A notícia de que pessoas teriam visto o garoto Wesley Alves Filho, 13, em Batatais nessa terça-feira, 15, movimentou a família do adolescente, que foi até aquela cidade para tentar encontrá-lo. Mas diferente das informações das testemunhas de Serrana, onde três pessoas cravaram que o garoto era Wesley, os relatos de duas pessoas de Batatais são frágeis e geram dúvidas da presença do menino por lá.
Depois de receber um telefonema de um homem dizendo ser morador de Batatais, irem até a cidade e realizar uma busca nessa terça-feira, o pai (Wesley Alves) e a mãe (Camila) do adolescente voltaram para Franca sem nenhuma resposta sobre o paradeiro do filho de 13 anos.
Wesley Alves disse que recebeu um telefonema de um homem dizendo que teria visto seu filho nas proximidades do terminal rodoviário da cidade, local chamado de Lago Artificial, no final da tarde. Segundo o relato do morador de Batatais, ele teria chamado o estudante pelo nome, que teria olhado para trás e saído correndo.

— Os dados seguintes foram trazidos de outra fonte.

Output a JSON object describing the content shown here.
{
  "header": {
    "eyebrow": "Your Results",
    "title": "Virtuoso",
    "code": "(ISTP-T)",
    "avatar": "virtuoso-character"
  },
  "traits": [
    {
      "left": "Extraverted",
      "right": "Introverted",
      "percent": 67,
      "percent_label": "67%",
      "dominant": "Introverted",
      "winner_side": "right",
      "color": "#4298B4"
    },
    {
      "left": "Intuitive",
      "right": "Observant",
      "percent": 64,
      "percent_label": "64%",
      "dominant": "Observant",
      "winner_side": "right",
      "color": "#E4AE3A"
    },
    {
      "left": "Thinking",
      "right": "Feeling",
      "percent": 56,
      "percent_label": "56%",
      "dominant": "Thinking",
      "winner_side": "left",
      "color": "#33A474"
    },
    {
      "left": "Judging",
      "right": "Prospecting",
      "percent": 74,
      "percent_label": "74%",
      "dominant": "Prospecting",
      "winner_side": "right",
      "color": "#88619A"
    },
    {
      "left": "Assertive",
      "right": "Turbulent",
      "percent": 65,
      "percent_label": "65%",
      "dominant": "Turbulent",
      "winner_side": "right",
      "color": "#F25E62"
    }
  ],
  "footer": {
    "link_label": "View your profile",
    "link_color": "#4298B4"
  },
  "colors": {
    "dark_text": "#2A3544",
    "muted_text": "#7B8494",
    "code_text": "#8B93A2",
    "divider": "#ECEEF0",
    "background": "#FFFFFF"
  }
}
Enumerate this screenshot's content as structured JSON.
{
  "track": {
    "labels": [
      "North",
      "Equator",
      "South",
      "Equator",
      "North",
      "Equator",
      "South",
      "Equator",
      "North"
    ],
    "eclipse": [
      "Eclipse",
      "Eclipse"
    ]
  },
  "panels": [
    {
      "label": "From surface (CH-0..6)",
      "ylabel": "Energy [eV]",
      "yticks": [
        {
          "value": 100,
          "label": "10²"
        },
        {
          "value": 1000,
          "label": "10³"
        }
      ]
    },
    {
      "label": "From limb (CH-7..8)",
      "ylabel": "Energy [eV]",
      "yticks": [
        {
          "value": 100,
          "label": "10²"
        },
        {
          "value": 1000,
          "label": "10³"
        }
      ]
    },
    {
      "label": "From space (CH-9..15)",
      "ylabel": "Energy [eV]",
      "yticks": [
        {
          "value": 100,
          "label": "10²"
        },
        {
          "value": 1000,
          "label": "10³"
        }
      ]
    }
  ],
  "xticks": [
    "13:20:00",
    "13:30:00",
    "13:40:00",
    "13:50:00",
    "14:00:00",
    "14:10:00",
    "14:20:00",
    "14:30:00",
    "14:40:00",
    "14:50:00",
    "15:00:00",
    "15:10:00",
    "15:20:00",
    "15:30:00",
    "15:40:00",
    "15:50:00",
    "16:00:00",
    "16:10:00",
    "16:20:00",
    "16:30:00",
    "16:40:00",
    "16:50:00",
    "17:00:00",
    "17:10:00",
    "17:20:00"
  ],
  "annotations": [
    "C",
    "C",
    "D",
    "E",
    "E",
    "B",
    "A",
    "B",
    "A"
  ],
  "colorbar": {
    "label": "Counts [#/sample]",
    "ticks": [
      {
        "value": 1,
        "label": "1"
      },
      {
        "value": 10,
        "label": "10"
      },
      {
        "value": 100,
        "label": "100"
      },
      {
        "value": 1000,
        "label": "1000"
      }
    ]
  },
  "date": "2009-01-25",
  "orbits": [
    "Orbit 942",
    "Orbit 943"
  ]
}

Já em Batatais, os pais do menino disseram que uma outra pessoa, sem citar o nome, também teria visto o garoto próximo a uma agência da Caixa Econômica Federal, no Centro da cidade. Depois de muita procura, os pais voltaram para Franca sem resposta do paradeiro do filho.
O GCN e rádio Difusora enviaram repórteres Kaique Castro e N. Fradique para Batatais na manhã desta quarta-feira, 16, para buscar informações do garoto e confirmar os relatos. Mas o homem de nome Eduardo, que teria informado à família de ter visto Wesley no dia anterior, não deu mais detalhes. “O garoto que vi era muito parecido. Chamei ele de Wesley, ele olhou para trás e saiu correndo”, disse, sem gravar entrevista. “Estou no trabalho e não vou falar”, concluiu o mecânico.
No dia anterior, a reportagem conseguiu confirmar a informação que o garoto Wesley esteve mesmo em Serrana no último dia 9, indo de van para Ribeirão Preto. O motorista da van, Silvio Luiz Ferreira, que faz o percurso Serrana/Ribeirão Preto, reafirmou que deu carona para o adolescente, o deixando próximo ao terminal rodoviário de Ribeirão Preto.
Outras duas pessoas também confirmaram ter visto e conversado com o menino antes de ele entrar na van, sendo o comerciante de nome Sérgio, de uma mercearia próximo ao terminal rodoviário, e o fiscal da cooperativa de vans, Jonathan Almeida. Todas as três pessoas cravaram ser Wesley, diferente dos relatos de Batatais, que deixaram dúvidas.
Golpe
A Polícia Civil de Franca, através da DIG (Delegacia de Investigações Gerais), disse nesta quarta-feira que a família de Wesley recebeu um telefonema pedindo dinheiro em troca do garoto.
A ligação foi para o número da prima da família, Jacqueline Mello. Ela disse ter entrado em pânico no momento. “Eles conversaram um pouco e pediram R$ 20 mil para entregar o Wesley. Eles colocaram uma pessoa do outro lado se passando por meu primo. Apesar do susto, consegui me desvencilhar da conversa e fui até a delegacia”, disse Jaqueline.
Após apuração sobre o número da ligação, a polícia constatou que se tratava de um golpe já bastante conhecido e praticado por criminosos.
O delegado Eduardo Lopes Bonfim, que cuida do caso, informou que as investigações sobre o caso Wesley continuam.